A don Manfred Max-Neef, que ha partido en el último viaje, dedicamos con aprecio este artículo revisado, que escribimos en 2017 para la Fundación EULAC. Menos Innovación, más Conservación. Muy a propósito también de la tragedia que afecta en estos días a nuestra Abuela Amazonía…

Agotamiento

El año 2016, Bolivia debió declarar emergencia nacional por escasez de agua. Un país que es considerado una reserva mundial de agua, enfrenta-paradojalmente- un problema mayor de gestión del recurso básico para la subsistencia y desarrollo de las comunidades.

Durante el verano de 2017, Chile-potencia forestal a nivel mundial- se ve en serias dificultades para controlar incendios que afectan dramáticamente más de 400.000 hectáreas de su territorio más poblado y económicamente activo.

Más allá de las causas de estos fenómenos, son síntomas preocupantes de los problemas de gestión que enfrentan los países para conservar los recursos naturales y culturales que creen tener “disponibles” para cumplir sus metas de crecimiento y desarrollo económico.

©Cortesía de Cristian Heinsen
©Cortesía de Cristian Heinsen

Es interesante notar que estas emergencias ambientales del s. XXI se dan en un escenario latinoamericano  que enseña una disminución radical y creciente de la población rural, al tiempo que un crecimiento exponencial de los centros urbanos, con una proyección de agotamiento de los recursos disponibles. ¿Es posible encontrar una relación entre este decrecimiento de lo rural y la gestión deficiente de los recursos-tesoros del planeta?
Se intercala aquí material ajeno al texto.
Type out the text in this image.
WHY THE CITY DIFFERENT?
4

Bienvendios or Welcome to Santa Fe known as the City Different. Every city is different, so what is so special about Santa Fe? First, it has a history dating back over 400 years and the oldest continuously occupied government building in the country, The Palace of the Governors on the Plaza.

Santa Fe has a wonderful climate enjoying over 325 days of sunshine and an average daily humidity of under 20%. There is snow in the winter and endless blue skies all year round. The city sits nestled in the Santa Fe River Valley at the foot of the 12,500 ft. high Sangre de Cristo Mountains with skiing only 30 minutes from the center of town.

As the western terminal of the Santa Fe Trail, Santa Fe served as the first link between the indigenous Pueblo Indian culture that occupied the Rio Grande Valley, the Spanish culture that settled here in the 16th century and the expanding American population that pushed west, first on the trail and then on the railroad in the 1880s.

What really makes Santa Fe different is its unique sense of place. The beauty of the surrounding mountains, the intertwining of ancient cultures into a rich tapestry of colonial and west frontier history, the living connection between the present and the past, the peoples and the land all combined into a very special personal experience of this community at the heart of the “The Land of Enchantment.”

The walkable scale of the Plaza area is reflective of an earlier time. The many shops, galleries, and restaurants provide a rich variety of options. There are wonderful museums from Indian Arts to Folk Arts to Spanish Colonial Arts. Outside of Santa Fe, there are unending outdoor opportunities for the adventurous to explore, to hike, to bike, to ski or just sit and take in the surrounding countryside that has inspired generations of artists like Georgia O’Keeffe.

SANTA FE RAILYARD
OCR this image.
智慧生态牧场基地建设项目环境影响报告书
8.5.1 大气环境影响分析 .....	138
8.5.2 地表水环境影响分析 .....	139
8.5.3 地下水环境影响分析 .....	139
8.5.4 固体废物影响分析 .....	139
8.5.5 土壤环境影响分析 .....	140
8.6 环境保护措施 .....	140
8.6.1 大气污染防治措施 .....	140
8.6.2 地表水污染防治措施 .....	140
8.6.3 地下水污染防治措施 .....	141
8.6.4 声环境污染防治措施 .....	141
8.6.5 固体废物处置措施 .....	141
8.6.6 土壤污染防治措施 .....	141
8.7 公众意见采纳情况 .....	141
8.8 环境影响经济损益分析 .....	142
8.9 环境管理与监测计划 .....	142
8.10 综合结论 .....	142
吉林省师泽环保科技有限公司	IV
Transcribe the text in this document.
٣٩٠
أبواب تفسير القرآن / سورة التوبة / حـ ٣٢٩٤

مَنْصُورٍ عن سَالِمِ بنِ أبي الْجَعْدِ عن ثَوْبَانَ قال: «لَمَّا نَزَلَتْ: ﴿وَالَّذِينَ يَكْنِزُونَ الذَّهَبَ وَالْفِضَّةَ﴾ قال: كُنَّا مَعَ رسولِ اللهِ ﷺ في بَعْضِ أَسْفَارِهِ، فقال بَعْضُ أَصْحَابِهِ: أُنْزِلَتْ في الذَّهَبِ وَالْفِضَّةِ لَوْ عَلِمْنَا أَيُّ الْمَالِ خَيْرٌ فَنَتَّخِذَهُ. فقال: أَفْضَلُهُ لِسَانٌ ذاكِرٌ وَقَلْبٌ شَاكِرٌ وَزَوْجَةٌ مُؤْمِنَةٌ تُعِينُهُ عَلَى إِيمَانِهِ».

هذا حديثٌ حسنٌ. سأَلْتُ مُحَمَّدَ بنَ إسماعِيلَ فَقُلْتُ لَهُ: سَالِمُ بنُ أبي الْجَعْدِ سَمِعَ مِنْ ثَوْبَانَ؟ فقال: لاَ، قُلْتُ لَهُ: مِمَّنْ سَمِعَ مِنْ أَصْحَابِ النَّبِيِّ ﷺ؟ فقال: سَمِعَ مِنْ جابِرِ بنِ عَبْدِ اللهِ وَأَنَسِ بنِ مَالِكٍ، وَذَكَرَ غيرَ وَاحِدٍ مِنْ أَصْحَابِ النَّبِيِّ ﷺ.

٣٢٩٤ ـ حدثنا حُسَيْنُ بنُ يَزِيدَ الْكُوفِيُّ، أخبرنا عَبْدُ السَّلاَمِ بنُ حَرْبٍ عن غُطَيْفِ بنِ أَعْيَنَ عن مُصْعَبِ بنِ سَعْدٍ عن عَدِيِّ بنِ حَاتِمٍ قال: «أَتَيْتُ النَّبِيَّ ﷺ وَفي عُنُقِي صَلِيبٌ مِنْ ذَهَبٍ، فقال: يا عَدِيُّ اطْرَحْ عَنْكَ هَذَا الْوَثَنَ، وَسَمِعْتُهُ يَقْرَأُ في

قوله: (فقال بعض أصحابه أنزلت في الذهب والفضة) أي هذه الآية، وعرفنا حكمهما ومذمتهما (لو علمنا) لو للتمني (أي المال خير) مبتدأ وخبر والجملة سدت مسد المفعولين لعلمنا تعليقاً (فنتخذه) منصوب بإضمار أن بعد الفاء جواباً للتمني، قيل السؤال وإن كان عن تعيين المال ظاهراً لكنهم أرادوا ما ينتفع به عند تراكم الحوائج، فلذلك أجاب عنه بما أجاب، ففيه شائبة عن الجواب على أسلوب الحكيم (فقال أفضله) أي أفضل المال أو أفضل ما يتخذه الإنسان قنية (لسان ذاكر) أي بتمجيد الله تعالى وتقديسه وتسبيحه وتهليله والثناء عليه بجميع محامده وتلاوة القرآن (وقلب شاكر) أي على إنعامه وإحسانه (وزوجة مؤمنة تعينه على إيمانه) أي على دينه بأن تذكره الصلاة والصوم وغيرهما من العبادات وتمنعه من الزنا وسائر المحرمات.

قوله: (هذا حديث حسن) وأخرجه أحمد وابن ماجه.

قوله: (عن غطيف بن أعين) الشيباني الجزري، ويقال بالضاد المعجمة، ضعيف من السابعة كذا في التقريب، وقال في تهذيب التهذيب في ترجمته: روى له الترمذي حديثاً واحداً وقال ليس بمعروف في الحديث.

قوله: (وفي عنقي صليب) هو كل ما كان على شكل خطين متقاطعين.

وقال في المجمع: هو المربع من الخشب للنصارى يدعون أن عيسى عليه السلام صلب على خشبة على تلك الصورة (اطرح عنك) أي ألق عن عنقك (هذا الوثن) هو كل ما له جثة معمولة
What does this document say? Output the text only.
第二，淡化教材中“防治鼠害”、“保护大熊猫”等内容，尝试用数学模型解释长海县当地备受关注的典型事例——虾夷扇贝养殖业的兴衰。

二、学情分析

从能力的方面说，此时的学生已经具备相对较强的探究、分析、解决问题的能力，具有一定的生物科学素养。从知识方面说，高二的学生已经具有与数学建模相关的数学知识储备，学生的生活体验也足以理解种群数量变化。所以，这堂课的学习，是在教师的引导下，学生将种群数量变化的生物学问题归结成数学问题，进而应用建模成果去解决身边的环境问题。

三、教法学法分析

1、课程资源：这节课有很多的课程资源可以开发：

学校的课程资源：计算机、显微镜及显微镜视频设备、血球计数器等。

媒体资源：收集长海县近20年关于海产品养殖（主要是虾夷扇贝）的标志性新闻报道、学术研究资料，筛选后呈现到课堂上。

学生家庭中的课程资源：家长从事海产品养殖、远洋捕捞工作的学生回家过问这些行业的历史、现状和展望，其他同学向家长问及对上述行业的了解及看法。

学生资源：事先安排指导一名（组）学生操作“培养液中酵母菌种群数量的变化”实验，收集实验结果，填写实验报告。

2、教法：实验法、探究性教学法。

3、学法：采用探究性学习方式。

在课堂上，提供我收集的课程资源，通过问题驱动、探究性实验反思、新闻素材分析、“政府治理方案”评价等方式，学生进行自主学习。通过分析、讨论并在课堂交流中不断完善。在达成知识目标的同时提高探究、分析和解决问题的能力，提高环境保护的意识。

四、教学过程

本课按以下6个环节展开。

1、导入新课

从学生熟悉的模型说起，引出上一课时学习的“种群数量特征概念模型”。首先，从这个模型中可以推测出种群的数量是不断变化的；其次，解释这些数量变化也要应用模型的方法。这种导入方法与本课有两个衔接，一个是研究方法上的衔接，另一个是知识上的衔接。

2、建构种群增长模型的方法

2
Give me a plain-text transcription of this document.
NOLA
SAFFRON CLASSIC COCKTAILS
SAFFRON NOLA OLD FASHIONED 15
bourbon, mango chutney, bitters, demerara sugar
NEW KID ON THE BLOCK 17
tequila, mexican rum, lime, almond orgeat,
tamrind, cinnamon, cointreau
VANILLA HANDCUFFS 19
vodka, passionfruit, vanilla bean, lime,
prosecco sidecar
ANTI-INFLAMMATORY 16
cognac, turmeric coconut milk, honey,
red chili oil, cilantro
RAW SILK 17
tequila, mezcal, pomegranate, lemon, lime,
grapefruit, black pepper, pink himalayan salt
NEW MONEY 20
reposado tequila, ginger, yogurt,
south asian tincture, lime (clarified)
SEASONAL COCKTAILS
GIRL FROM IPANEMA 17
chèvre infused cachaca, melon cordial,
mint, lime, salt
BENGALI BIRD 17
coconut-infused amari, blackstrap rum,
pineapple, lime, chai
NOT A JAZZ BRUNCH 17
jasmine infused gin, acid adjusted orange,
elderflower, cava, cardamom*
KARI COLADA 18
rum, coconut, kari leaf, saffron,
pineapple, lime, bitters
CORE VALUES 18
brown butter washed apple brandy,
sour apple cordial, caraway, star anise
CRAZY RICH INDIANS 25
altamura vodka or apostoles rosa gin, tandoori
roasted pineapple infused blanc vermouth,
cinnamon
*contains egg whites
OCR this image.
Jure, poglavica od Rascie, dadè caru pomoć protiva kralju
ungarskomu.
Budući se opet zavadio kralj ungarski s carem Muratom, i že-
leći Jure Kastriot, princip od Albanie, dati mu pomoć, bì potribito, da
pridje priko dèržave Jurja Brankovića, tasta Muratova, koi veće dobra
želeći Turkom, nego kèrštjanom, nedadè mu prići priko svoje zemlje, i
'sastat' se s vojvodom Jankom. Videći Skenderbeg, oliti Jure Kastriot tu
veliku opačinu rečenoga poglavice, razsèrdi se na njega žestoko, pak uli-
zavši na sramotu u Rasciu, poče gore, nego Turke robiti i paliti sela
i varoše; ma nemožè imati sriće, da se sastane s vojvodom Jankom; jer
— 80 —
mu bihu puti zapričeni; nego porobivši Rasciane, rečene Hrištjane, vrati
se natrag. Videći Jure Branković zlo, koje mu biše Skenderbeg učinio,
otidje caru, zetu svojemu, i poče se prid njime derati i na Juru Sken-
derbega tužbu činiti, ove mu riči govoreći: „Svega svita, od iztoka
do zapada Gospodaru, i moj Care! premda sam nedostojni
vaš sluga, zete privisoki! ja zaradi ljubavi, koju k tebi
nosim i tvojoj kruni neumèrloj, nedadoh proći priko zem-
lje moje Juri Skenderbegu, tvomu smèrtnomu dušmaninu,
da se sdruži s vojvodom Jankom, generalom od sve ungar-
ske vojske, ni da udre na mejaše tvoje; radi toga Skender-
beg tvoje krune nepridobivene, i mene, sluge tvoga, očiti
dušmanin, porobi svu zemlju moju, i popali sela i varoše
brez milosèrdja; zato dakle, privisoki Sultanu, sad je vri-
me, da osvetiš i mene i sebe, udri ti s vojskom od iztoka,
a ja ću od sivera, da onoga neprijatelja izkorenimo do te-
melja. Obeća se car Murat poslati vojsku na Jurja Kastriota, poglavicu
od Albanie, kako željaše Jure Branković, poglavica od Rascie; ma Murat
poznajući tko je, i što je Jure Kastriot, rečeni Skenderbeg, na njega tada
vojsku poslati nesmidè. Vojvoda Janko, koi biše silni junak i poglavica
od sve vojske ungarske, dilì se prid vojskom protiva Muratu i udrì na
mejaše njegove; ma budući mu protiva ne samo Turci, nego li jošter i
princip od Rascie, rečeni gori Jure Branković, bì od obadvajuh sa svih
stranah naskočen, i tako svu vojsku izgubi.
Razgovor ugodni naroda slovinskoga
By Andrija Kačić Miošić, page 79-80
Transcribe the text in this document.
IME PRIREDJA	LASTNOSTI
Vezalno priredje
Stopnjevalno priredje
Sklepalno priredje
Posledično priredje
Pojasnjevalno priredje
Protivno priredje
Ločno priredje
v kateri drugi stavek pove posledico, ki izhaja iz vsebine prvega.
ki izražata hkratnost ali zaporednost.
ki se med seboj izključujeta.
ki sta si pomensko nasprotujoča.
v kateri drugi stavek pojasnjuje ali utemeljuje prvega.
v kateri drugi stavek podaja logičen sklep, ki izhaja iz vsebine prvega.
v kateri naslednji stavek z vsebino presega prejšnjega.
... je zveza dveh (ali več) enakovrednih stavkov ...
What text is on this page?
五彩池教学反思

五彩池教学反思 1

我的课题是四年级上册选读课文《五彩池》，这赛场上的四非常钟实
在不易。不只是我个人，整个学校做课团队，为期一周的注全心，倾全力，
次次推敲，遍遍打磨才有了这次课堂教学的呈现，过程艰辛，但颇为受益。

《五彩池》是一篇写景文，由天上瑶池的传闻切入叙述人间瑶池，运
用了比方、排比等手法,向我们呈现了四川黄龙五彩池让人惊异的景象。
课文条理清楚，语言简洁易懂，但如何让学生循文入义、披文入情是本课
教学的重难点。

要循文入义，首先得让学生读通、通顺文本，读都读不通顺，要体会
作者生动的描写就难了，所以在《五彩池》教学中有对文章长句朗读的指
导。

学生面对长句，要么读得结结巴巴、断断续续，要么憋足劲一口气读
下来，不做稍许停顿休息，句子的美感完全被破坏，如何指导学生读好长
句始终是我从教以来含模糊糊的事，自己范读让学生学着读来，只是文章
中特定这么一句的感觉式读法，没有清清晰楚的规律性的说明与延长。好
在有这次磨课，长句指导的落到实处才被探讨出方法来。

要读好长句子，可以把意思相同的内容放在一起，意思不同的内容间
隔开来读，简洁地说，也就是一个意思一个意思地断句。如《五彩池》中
Con el apoyo de Fundación EULAC, en febrero de 2017 se presenta en Hamburgo el libro Arica y Parinacota, Paisaje Cultural de América, resultado de un programa de difusión financiado por el Gobierno de Chile y ejecutado por Fundación Altiplano que presenta la región de Arica y Parinacota- con 16.000 km2 de territorio, una población estimada de 210.00 habitantes y un aporte de 0,5 % al PIB nacional e indicadores de rezago económico- como un paisaje excepcional, caracterizado por valiosos tesoros naturales y culturales, cuya conservación responsable podría representar un camino alternativo de desarrollo sostenible para sus comunidades.

Los paisajes culturales y la necesidad patrimonial.

El término paisaje cultural lo propone el geógrafo Carl Ortwin Sauer, padre de la Geografía Cultural, y lo promueve UNESCO desde 1992 como una de la categorías de patrimonio de la humanidad. Paisajes Culturales son aquellos territorios que resultan del “esfuerzo combinado del hombre y la Naturaleza, que expresan una larga e íntima interacción entre las personas y su medio ambiente”.

¿Cuál es la necesidad de conservar estos recursos excepcionales para bien de las generaciones futuras? ¿Cuál es la necesidad de preservar el paisaje cultural como legado de los antepasados? ¿Qué vincula al pastor del altiplano que se afana en conservar su entorno y legado ancestral con el científico del primer mundo que define criterios de sostenibilidad frente al cambio climático y el agotamiento de los recursos? Inspirados en el texto Desarrollo a escala humana, de Manfred Max Neef, donde se describen las 9 necesidades profundas del ser humano (subsistencia, protección, afecto, entendimiento, participación, identidad, ocio, creación y libertad) se propone la “necesidad patrimonial”, la necesidad de conservar, de preservar, de sostener aquello que es valioso y crítico para el desarrollo de los que vienen. Nuestros tesoros.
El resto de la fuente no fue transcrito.